Nathalie Pinkerton Earns NSF CAREER Award For Developing Nanoparticle Tools To Study Pain Signaling
The $579,000 grant will be used to develop light responsive nanoparticles to study the way pain signals are transmitted in sensory neurons.
The National Science Foundation (NSF) has selected Nathalie Pinkerton, Assistant Professor of Chemical and Biomolecular Engineering, for a CAREER Award, its most prestigious award for young scientists and researchers. The $579,000 award will be used to develop light responsive nanoparticles to study the way pain signals are transmitted in sensory neurons, with an overarching goal of better understanding the mechanisms driving chronic pain.
Pinkerton, who leads the Pinkerton Research Group, develops responsive soft materials for bio-applications ranging from controlled drug delivery to medical imaging.

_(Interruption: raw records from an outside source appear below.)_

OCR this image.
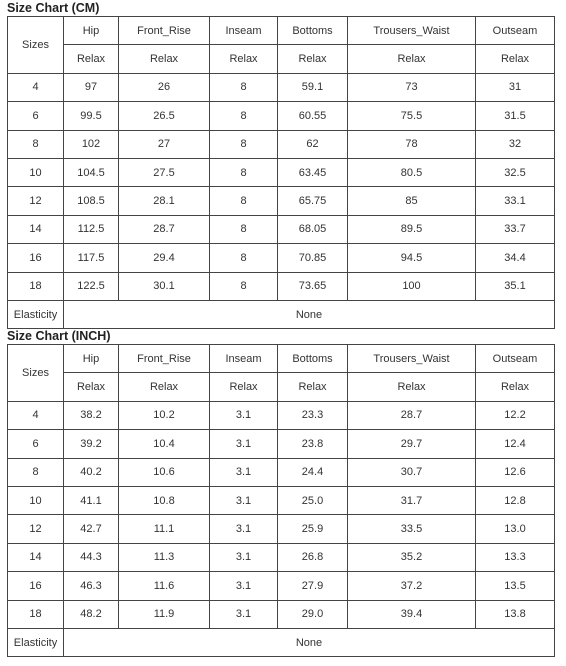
Size Chart (CM)
Sizes	Hip	Front_Rise	Inseam	Bottoms	Trousers_Waist	Outseam
	Relax	Relax	Relax	Relax	Relax	Relax
4	97	26	8	59.1	73	31
6	99.5	26.5	8	60.55	75.5	31.5
8	102	27	8	62	78	32
10	104.5	27.5	8	63.45	80.5	32.5
12	108.5	28.1	8	65.75	85	33.1
14	112.5	28.7	8	68.05	89.5	33.7
16	117.5	29.4	8	70.85	94.5	34.4
18	122.5	30.1	8	73.65	100	35.1
Elasticity	None					
Size Chart (INCH)
Sizes	Hip	Front_Rise	Inseam	Bottoms	Trousers_Waist	Outseam
	Relax	Relax	Relax	Relax	Relax	Relax
4	38.2	10.2	3.1	23.3	28.7	12.2
6	39.2	10.4	3.1	23.8	29.7	12.4
8	40.2	10.6	3.1	24.4	30.7	12.6
10	41.1	10.8	3.1	25.0	31.7	12.8
12	42.7	11.1	3.1	25.9	33.5	13.0
14	44.3	11.3	3.1	26.8	35.2	13.3
16	46.3	11.6	3.1	27.9	37.2	13.5
18	48.2	11.9	3.1	29.0	39.4	13.8
Elasticity	None					
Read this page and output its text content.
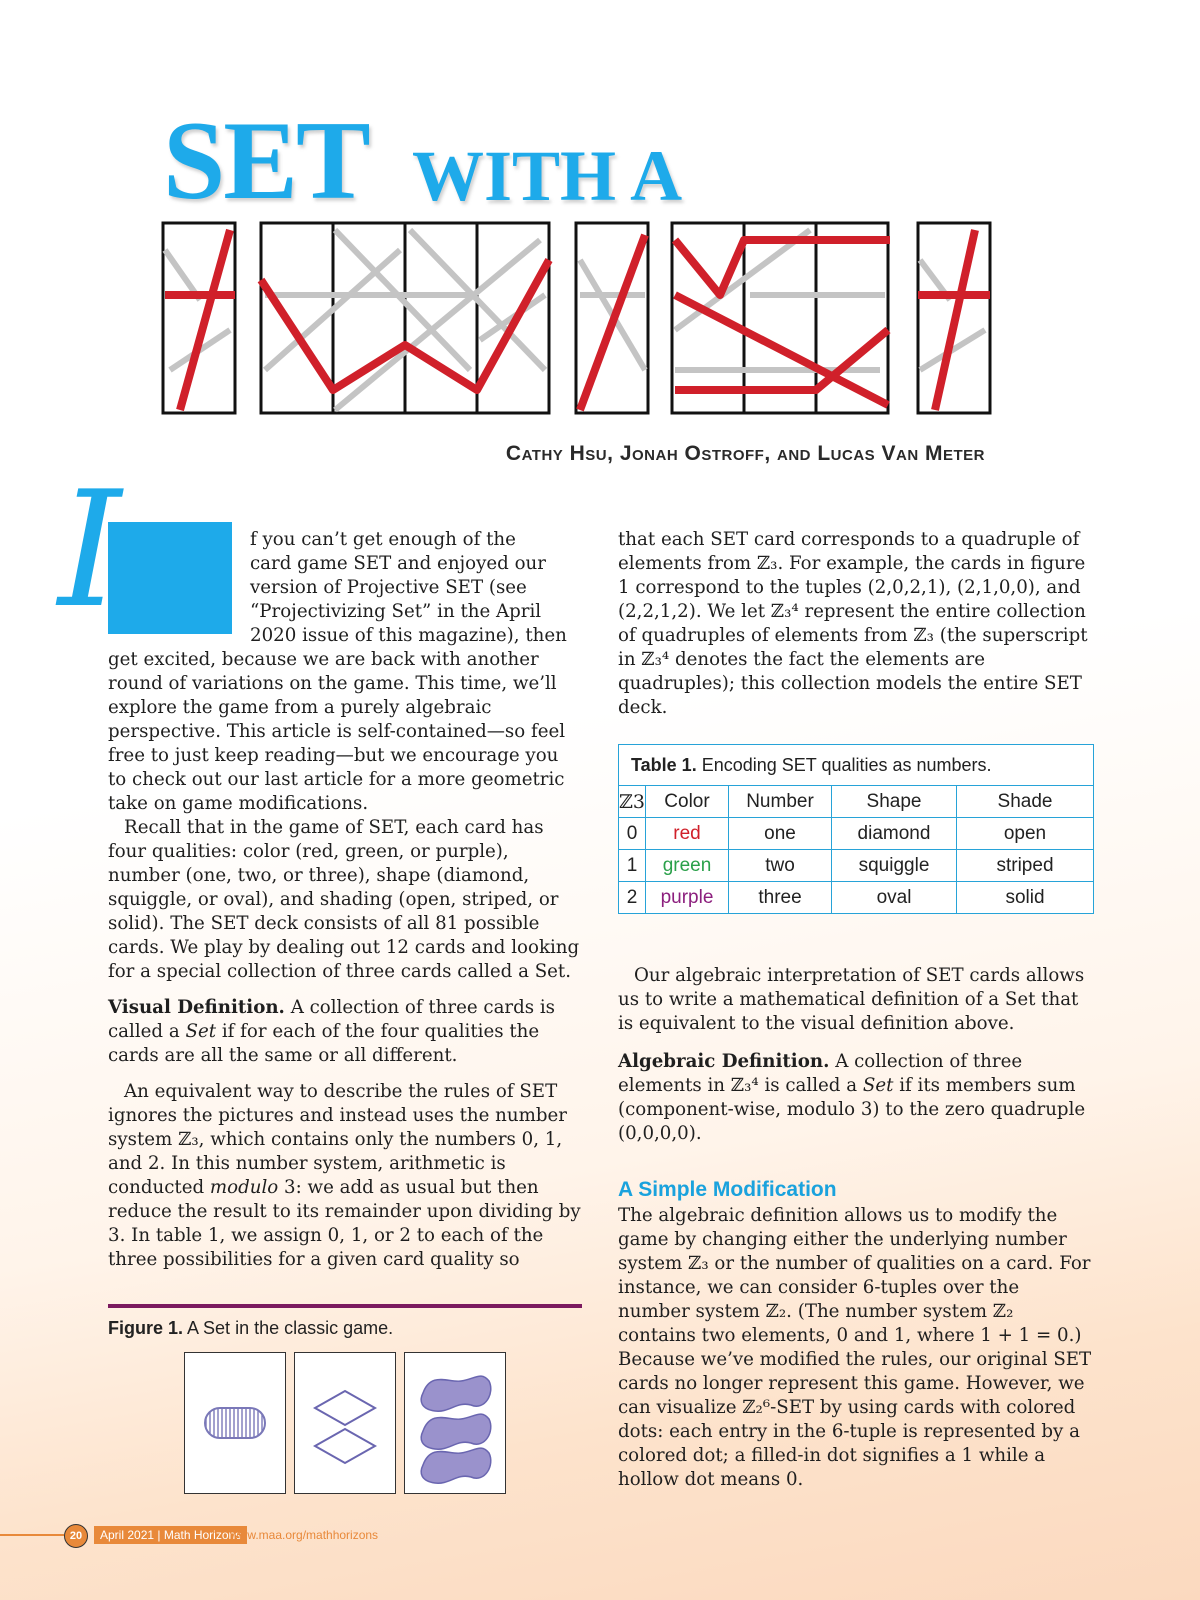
SET WITH A
Cathy Hsu, Jonah Ostroff, and Lucas Van Meter
I	f you can’t get enough of the
card game SET and enjoyed our
version of Projective SET (see
“Projectivizing Set” in the April
2020 issue of this magazine), then

get excited, because we are back with another round of variations on the game. This time, we’ll explore the game from a purely algebraic perspective. This article is self-contained—so feel free to just keep reading—but we encourage you to check out our last article for a more geometric take on game modifications.

Recall that in the game of SET, each card has four qualities: color (red, green, or purple), number (one, two, or three), shape (diamond, squiggle, or oval), and shading (open, striped, or solid). The SET deck consists of all 81 possible cards. We play by dealing out 12 cards and looking for a special collection of three cards called a Set.

Visual Definition. A collection of three cards is called a Set if for each of the four qualities the cards are all the same or all different.

An equivalent way to describe the rules of SET ignores the pictures and instead uses the number system ℤ₃, which contains only the numbers 0, 1, and 2. In this number system, arithmetic is conducted modulo 3: we add as usual but then reduce the result to its remainder upon dividing by 3. In table 1, we assign 0, 1, or 2 to each of the three possibilities for a given card quality so

Figure 1. A Set in the classic game.

that each SET card corresponds to a quadruple of elements from ℤ₃. For example, the cards in figure 1 correspond to the tuples (2,0,2,1), (2,1,0,0), and (2,2,1,2). We let ℤ₃⁴ represent the entire collection of quadruples of elements from ℤ₃ (the superscript in ℤ₃⁴ denotes the fact the elements are quadruples); this collection models the entire SET deck.

Table 1. Encoding SET qualities as numbers.
ℤ3	Color	Number	Shape	Shade
0	red	one	diamond	open
1	green	two	squiggle	striped
2	purple	three	oval	solid

Our algebraic interpretation of SET cards allows us to write a mathematical definition of a Set that is equivalent to the visual definition above.

Algebraic Definition. A collection of three elements in ℤ₃⁴ is called a Set if its members sum (component-wise, modulo 3) to the zero quadruple (0,0,0,0).

A Simple Modification

The algebraic definition allows us to modify the game by changing either the underlying number system ℤ₃ or the number of qualities on a card. For instance, we can consider 6-tuples over the number system ℤ₂. (The number system ℤ₂ contains two elements, 0 and 1, where 1 + 1 = 0.) Because we’ve modified the rules, our original SET cards no longer represent this game. However, we can visualize ℤ₂⁶-SET by using cards with colored dots: each entry in the 6-tuple is represented by a colored dot; a filled-in dot signifies a 1 while a hollow dot means 0.

20	April 2021 | Math Horizons
www.maa.org/mathhorizons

The group uses tools from chemical and materials engineering, nanotechnology, chemistry and biology to create these materials via scalable synthetic processes in order to study how they behave in biological systems.
“Nathalie Pinkerton’s work perfectly embodies the vision of engineering health that drives research here at New York University,” said Juan de Pablo, Anne and Joel Ehrenkranz Executive Vice President for Global Science and Technology at New York University and Executive Dean of NYU Tandon. “This award is an important recognition of her cutting edge discoveries at the intersection of chemical and biomolecular engineering, materials science and medicine.”
Chronic pain affects millions of Americans and remains notoriously difficult to treat without medication like opioids, which have long term personal and societal effects. While scientists have long studied pain receptors on the surface of sensory nerve cells, new evidence suggests these receptors may continue sending pain signals even after they are pulled inside the cell, a hidden process that current tools cannot directly observe.
“In the last five years, biologists have come to realize that persistent pathological signaling involved in chronic pain manifests from these receptors that have been taken into the cells through endocytosis,” Pinkerton says. “Now we are left with a lack of understanding of how important that intracellular signaling is relative to the surface signaling, and knowing which one is more or less important will help us design better drugs in the future.”
The NSF CAREER-backed project aims to illuminate this mystery using tiny, light-responsive nanoparticles. Designed to enter sensory neurons, these particles remain inactive until exposed to light. When illuminated, they release molecules that can switch off pain-signaling receptors, while simultaneously emitting fluorescence to reveal exactly where inside the cell that disruption occurs. In essence, they act as microscopic light switches that both control and report on pain signaling.
“When designing biological probes where spatial and temporal control are especially important, light is a wonderful trigger,” says Pinkerton. “For the most part, it doesn't damage the cells, and you can focus it precisely so that you only illuminate your area of interest. That makes it very valuable for exploring the basic functions of cells.”
The work will build on Pinkerton’s previous work, particularly her development of Sequential NanoPrecipitation (SNaP), a nano-precipitation technique that offers control over nanoparticle properties as well as scalability. This technique enables scientists to manufacture polymeric particles, including drug-carrying particles, that maintain their structural and chemical integrity from lab settings to mass production — an essential step toward bringing them to market. Pinkerton will use the SNaP system to help build the nanoparticle probes for this project.
By establishing design rules for these self-reporting, light-activated probes, the research could open a new window into the biology of chronic pain. Beyond pain research, the technology may become a broadly useful tool in cell biology. The work could help identify new targets for safer, non-opioid therapies while training the next generation of scientists in cutting-edge biotechnology.